Archivé: Spectrométrie de masse : Sarah Cianférani fait voler les protéines pour le diagnostic et le soin

15 mars 2022

Directrice de recherche à l’IPHC, Sarah Cianférani scrute les protéines pour mieux diagnostiquer et traiter différentes pathologies, dont des maladies neurodégénératives et des cancers. La spectrométrie de masse est son arme principale dans la chasse aux informations indispensables à l’élaboration d’anticorps monoclonaux, notamment pour l’immunothérapie.

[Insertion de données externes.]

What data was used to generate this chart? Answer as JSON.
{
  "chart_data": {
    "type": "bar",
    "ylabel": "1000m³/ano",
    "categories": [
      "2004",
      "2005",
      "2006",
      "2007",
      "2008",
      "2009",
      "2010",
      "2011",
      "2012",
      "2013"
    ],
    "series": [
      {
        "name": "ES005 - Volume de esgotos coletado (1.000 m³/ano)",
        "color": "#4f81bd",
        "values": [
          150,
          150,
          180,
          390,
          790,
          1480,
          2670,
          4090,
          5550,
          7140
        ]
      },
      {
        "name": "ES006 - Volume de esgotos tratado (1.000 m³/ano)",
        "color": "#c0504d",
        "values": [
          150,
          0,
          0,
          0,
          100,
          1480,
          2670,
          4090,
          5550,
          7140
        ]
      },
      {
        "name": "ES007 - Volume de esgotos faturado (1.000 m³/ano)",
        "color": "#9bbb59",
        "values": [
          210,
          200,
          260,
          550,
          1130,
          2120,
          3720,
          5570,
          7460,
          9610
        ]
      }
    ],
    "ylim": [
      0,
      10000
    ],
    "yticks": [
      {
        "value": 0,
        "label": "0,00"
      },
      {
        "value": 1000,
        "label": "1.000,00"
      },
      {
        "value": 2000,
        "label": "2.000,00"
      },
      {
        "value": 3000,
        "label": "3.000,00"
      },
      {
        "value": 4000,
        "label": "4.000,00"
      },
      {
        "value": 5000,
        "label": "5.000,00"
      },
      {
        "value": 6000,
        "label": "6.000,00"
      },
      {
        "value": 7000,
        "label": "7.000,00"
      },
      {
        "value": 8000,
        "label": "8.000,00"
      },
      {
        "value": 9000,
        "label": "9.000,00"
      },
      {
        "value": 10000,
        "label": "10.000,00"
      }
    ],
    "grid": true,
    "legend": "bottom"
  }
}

Elle fait voler les protéines pour mieux les étudier. Sarah Cianférani est en effet experte en spectrométrie de masse à l’Institut pluridisciplinaire Hubert Curien (IPHC, CNRS/Université de Strasbourg). Un spectromètre de masse fonctionne comme une balance extrêmement précise : les molécules sont ionisées, puis envoyées dans une enceinte sous vide où leur « temps de vol » permet de mesurer leur masse. Cette instrumentation permet ainsi de faire voler d’énormes protéines. D’une manière similaire au séquençage de l’ADN, la spectrométrie de masse séquence les peptides afin d’en déduire, grâce à d’énormes bases de données, la séquence exacte de la protéine. La précision de l’instrument permet de différencier deux protéines possédant de légères différences dans l’enchaînement de leurs briques élémentaires.

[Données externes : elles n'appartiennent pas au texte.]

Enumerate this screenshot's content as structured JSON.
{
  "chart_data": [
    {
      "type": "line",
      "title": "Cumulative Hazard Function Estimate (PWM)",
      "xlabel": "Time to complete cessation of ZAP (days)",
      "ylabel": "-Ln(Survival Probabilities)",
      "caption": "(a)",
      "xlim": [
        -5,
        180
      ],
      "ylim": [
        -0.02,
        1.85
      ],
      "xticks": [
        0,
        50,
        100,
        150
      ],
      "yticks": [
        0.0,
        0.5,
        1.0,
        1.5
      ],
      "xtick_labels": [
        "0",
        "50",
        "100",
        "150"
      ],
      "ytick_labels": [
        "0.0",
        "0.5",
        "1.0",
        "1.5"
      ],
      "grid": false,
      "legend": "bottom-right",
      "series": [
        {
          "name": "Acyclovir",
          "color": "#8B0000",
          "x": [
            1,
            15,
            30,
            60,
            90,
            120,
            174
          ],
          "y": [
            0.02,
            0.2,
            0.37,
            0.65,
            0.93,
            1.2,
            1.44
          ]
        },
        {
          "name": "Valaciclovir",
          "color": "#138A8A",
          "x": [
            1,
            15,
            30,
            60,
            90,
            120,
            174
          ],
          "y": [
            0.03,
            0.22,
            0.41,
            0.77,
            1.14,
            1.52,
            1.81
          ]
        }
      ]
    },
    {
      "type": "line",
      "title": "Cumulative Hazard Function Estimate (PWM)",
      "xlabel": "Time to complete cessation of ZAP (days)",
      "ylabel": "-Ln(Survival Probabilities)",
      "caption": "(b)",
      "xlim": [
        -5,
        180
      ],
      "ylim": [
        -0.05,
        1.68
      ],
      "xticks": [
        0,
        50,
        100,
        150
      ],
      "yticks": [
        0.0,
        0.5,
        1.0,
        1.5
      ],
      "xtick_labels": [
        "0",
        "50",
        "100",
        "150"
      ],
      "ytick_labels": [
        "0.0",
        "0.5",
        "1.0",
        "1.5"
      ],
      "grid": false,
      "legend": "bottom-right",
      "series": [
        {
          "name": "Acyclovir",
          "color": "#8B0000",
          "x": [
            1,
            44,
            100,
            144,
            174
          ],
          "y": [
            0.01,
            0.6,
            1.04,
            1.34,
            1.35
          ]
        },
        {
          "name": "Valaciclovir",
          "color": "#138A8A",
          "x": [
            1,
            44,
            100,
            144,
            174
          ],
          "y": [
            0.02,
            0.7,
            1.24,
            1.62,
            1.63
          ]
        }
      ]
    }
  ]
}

Sarah Cianférani utilise ces informations pour la protéomique, c’est-à-dire à l’étude exhaustive des protéines en présence dans une cellule ou des tissus, voire dans un organisme complet. Les deux tiers des scientifiques de l’équipe Spectrométrie de masse bioorganique (LSMBO)*, que Sarah Cianférani dirige à l’IPHC, s’occupent de protéomique dite « fonctionnelle », avec tout un axe dédié à la détection de biomarqueurs liés à des pathologies comme la maladie de Lyme, les maladies neurodégénératives ainsi que plusieurs cancers, ou encore pour faire le lien entre la biodiversité et la santé humaine. La diversité de ces applications est justement ce qui a motivé Sarah Cianférani à se consacrer à la science.

« J’ai d’abord pensé devenir médecin, mais je ne supporte pas le sang, se souvient Sarah Cianférani. Alors je me suis lancée dans la chimie, où je me suis épanouie tout en gardant un lien avec la biologie et la médecine. »

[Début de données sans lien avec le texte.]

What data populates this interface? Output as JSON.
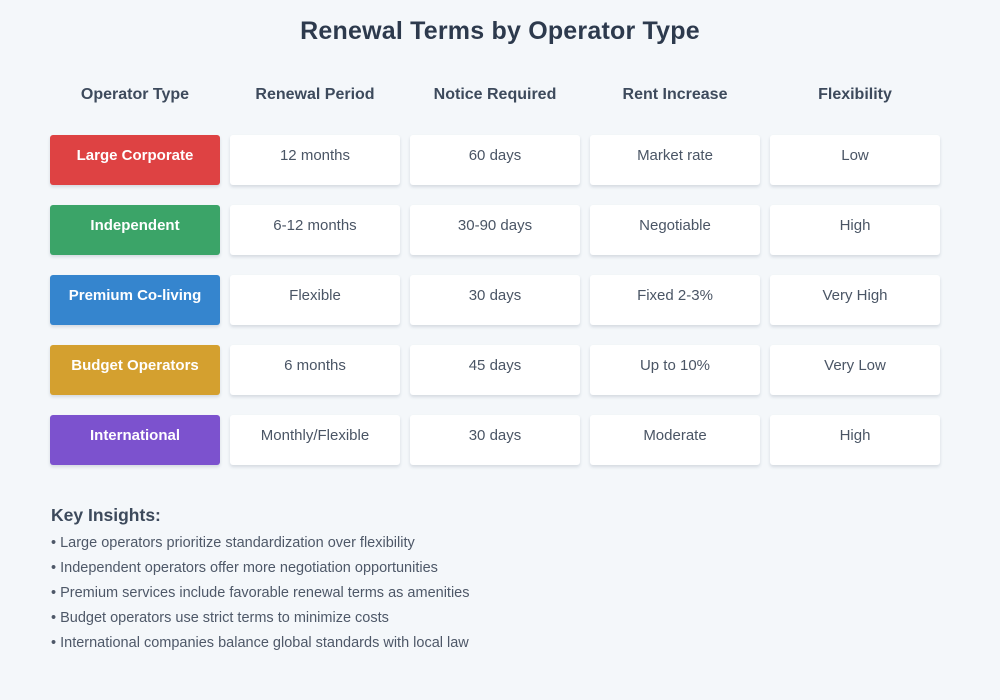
{
  "title": "Renewal Terms by Operator Type",
  "page_background": "#F4F7FA",
  "chart_data": {
    "type": "table",
    "title": "Renewal Terms by Operator Type",
    "columns": [
      "Operator Type",
      "Renewal Period",
      "Notice Required",
      "Rent Increase",
      "Flexibility"
    ],
    "rows": [
      {
        "operator_type": "Large Corporate",
        "badge_color": "#DE4243",
        "renewal_period": "12 months",
        "notice_required": "60 days",
        "rent_increase": "Market rate",
        "flexibility": "Low"
      },
      {
        "operator_type": "Independent",
        "badge_color": "#3BA468",
        "renewal_period": "6-12 months",
        "notice_required": "30-90 days",
        "rent_increase": "Negotiable",
        "flexibility": "High"
      },
      {
        "operator_type": "Premium Co-living",
        "badge_color": "#3585CE",
        "renewal_period": "Flexible",
        "notice_required": "30 days",
        "rent_increase": "Fixed 2-3%",
        "flexibility": "Very High"
      },
      {
        "operator_type": "Budget Operators",
        "badge_color": "#D4A02F",
        "renewal_period": "6 months",
        "notice_required": "45 days",
        "rent_increase": "Up to 10%",
        "flexibility": "Very Low"
      },
      {
        "operator_type": "International",
        "badge_color": "#7C52CE",
        "renewal_period": "Monthly/Flexible",
        "notice_required": "30 days",
        "rent_increase": "Moderate",
        "flexibility": "High"
      }
    ]
  },
  "insights": {
    "heading": "Key Insights:",
    "items": [
      "• Large operators prioritize standardization over flexibility",
      "• Independent operators offer more negotiation opportunities",
      "• Premium services include favorable renewal terms as amenities",
      "• Budget operators use strict terms to minimize costs",
      "• International companies balance global standards with local law"
    ]
  }
}
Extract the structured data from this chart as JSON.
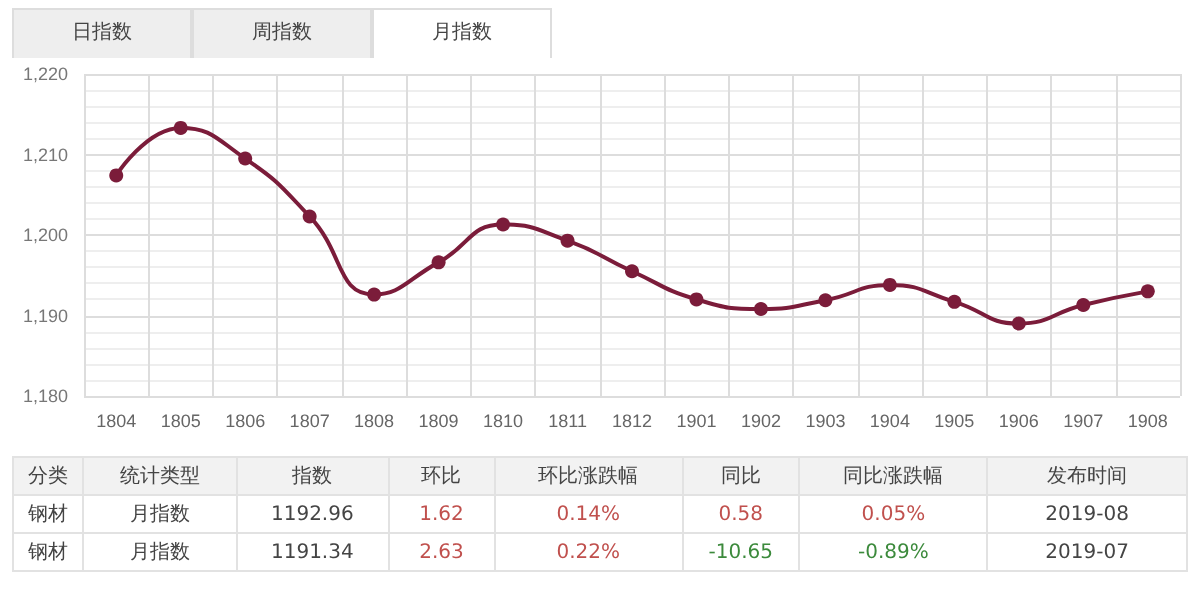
{
  "chart_data": {
    "type": "line",
    "categories": [
      "1804",
      "1805",
      "1806",
      "1807",
      "1808",
      "1809",
      "1810",
      "1811",
      "1812",
      "1901",
      "1902",
      "1903",
      "1904",
      "1905",
      "1906",
      "1907",
      "1908"
    ],
    "series": [
      {
        "color": "#7b1c3a",
        "values": [
          1207.4,
          1213.3,
          1209.5,
          1202.3,
          1192.6,
          1196.6,
          1201.3,
          1199.3,
          1195.5,
          1192.0,
          1190.8,
          1191.9,
          1193.8,
          1191.7,
          1189.0,
          1191.3,
          1193.0
        ]
      }
    ],
    "ylim": [
      1180,
      1220
    ],
    "yticks": [
      {
        "value": 1180,
        "label": "1,180"
      },
      {
        "value": 1190,
        "label": "1,190"
      },
      {
        "value": 1200,
        "label": "1,200"
      },
      {
        "value": 1210,
        "label": "1,210"
      },
      {
        "value": 1220,
        "label": "1,220"
      }
    ],
    "grid": true,
    "marker": "circle",
    "line_style": "solid",
    "annotations": [
      "日指数",
      "周指数",
      "月指数",
      "分类",
      "统计类型",
      "指数",
      "环比",
      "环比涨跌幅",
      "同比",
      "同比涨跌幅",
      "发布时间",
      "钢材",
      "月指数",
      "1192.96",
      "1.62",
      "0.14%",
      "0.58",
      "0.05%",
      "2019-08",
      "钢材",
      "月指数",
      "1191.34",
      "2.63",
      "0.22%",
      "-10.65",
      "-0.89%",
      "2019-07"
    ]
  }
}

L’identification des protéines est essentielle à cette quête diagnostique et thérapeutique, mais, comme elles ne sont pas actives seules dans notre organisme, il faut comprendre comment elles interagissent avec leurs partenaires : c’est le domaine de la « protéomique structurale », cœur de métier de Sarah Cianférani. Il s’agit alors d’identifier les protéines qui s’associent pour former des complexes biologiquement actifs, de compter le nombre de sous-unités de chacune d’entre elles et mieux encore : de déterminer les zones en interaction et de proposer un modèle 3D de l’assemblage protéique à partir de données de spectrométrie de masse. Un défi que Sarah Cianferani relève avec enthousiasme.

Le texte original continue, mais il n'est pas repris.